El thriller turbio bascula entre la introspección a lo Bergman - personajes atormentados que expresan sin lenguaje las aristas de su perturbada alma - y la consabida ración de clichés que perlan el thriller standard - personajes cuyo pasado importa escasamente -. El thriller turbio bucea en la moralidad de esa épica sucia, en la naturaleza del comportamiento humano. Importa más el origen del problema que su solución. Así es el personaje-enganche de este thriller más turbio que thriller que da a Richard Gere la oportunidad de redimirse de papelitos insulsos y ese sambenito irreconciliable con el olvido que es haber sido (ser, quién sabe) icono el star-system, hombre-objeto alrededor del buen actor que, en ocasiones, es. El perseguidor de psicópatas que interpreta ha acabado convertido en una especie de tarado obsesivo, en un hosco y asocial funcionario que ha convertido su oficio en una cruzada de la que es, por investimiento propio, héroe, adalid, estandarte y, sobre todo, ambiguo brazo ejecutor.
Lo escabroso del guión de El caso Welles (comportamientos perturbados, pederastas, escorados de la norma en general ) encuentra en su director (Andrew Lau o también Wai Keung Lau, autor hongkonés de las ya conocidas y sobrevaloradas tres partes de Internal affairs, el gérmen de Infiltrados de Scorsese) un autor metódico, empecinado en contar a la americana una historia de criminales sexuales y redenciones imposibles.
Afín a Seven en su vertiente tormentosa, en su epidermis purulenta, El caso Wells aporta una mecánica novedosa en el thriller de inspiración mística (el perseguidor convertido en aquello que persigue), un planteamiento estético cerrado, distante, articulado por la cargante (a veces) didáctica del sombrío y desequilibrado agente federal que interpreta un meritorio Gere, que únicamente parece feliz (es un decir) cuando rastrea pistas, escudriña escenarios del crimen o confirma la naturaleza inconmovible del mal.
El caso Welles es también un film de pretensiones modestas, a pesar de su elenco.
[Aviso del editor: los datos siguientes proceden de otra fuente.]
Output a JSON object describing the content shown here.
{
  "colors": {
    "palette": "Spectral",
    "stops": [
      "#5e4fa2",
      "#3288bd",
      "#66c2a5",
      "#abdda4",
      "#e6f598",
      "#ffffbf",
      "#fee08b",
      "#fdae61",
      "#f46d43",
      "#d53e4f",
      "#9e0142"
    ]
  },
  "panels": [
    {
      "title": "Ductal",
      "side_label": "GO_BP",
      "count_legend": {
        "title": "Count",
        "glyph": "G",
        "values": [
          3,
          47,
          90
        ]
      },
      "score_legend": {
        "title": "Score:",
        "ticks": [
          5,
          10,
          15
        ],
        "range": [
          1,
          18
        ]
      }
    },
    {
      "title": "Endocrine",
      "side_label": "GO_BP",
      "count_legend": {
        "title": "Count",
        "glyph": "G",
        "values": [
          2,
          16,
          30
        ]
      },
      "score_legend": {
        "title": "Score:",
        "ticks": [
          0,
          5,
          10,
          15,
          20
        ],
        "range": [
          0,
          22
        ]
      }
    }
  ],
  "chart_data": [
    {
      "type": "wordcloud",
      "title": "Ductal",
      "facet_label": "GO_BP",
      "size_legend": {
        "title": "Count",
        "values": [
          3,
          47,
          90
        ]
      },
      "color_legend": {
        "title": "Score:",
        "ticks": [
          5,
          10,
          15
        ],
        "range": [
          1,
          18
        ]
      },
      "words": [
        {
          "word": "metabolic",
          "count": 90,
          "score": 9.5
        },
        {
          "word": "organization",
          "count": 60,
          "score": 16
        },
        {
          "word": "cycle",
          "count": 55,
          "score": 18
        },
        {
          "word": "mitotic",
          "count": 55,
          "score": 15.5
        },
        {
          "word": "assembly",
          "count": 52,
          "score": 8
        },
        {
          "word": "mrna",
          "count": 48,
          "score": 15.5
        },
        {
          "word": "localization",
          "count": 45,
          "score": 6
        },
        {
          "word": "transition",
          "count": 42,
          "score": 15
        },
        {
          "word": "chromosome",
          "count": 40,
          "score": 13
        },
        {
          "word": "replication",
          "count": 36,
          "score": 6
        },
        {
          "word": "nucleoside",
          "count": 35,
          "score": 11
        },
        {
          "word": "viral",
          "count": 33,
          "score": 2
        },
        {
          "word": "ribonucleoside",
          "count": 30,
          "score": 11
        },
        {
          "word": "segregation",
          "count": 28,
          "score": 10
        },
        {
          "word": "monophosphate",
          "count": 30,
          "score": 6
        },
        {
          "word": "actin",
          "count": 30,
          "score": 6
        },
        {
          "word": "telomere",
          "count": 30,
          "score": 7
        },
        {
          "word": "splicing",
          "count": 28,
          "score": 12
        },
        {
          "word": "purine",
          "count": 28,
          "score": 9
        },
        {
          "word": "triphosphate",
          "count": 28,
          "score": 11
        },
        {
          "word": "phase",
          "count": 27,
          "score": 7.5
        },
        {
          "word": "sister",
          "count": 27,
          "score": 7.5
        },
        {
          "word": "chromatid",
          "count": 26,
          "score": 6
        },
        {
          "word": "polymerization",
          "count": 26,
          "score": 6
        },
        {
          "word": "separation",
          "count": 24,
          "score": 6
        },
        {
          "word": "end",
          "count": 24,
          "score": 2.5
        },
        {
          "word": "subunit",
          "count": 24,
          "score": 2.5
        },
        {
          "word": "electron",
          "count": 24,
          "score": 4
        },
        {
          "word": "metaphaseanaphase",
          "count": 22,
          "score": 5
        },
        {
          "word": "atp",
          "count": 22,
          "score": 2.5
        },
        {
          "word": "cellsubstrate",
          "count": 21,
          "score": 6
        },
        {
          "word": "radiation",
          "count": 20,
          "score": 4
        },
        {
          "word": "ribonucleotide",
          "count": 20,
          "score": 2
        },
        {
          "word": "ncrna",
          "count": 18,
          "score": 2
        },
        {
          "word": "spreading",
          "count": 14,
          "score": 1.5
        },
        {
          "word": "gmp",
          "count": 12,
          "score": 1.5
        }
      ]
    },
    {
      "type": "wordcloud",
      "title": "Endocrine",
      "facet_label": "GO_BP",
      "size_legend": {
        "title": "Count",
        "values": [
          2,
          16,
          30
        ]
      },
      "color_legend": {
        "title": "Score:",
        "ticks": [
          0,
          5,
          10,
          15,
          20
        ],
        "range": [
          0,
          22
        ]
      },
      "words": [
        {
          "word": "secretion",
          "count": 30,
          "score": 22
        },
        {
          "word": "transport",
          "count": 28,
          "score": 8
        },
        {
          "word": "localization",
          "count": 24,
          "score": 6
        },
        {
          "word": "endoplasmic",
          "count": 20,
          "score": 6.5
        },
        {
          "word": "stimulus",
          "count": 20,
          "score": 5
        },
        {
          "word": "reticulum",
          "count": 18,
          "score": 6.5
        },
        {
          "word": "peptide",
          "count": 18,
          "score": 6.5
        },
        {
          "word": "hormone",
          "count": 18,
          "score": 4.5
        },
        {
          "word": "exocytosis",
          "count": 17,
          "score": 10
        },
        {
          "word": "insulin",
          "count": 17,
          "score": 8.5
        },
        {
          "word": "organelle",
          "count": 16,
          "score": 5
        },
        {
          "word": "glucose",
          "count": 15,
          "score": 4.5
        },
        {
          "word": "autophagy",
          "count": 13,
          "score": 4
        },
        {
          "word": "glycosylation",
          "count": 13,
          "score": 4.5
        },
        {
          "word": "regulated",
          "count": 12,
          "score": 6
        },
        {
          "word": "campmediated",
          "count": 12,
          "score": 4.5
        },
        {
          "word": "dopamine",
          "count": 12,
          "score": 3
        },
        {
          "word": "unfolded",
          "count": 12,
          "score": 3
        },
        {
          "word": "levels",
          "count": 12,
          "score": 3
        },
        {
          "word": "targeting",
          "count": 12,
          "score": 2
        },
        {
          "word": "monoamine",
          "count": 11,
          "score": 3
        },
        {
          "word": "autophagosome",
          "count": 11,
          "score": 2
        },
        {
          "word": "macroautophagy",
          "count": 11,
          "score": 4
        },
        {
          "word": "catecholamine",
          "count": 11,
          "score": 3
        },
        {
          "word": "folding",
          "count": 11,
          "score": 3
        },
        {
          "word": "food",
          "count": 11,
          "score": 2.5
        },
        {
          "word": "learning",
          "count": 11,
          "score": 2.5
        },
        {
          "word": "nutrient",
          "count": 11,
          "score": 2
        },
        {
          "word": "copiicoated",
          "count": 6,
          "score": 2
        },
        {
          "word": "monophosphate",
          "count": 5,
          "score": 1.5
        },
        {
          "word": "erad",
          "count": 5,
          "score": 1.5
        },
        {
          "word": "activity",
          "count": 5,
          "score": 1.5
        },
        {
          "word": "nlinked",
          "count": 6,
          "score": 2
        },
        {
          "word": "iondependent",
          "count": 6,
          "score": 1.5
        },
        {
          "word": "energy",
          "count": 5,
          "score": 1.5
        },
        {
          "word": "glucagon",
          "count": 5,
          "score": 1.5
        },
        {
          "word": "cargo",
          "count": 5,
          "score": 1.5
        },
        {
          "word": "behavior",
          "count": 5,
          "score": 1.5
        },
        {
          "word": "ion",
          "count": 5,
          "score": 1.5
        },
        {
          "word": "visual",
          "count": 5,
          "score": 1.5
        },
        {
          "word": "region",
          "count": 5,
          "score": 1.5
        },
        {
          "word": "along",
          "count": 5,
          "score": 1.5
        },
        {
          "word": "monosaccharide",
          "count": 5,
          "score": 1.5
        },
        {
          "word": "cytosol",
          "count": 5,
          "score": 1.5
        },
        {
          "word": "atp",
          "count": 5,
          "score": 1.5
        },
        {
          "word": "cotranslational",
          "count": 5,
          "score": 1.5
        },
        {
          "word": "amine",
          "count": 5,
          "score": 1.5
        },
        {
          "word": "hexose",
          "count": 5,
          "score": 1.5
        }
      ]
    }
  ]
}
El retrato de la vida privada de los abnegados funcionarios desplaza el previsible - y aquí casi inexistente - retrato de la vida privada de los psicópatas de turno, que no están suficientemente dibujados o (incluso)emborronados, carentes de autonomía narrativa. Todo eso hace que se haga pesado el metraje. Los demonios interiores del conjurado a impartir justicia enturbian su misión y lo arrumban a otra cruzada: la propia, la de un hombre perdido, batallando molinos, espoleado vagamente por la nobleza, pero abismado a la simple y tenebrosa venganza.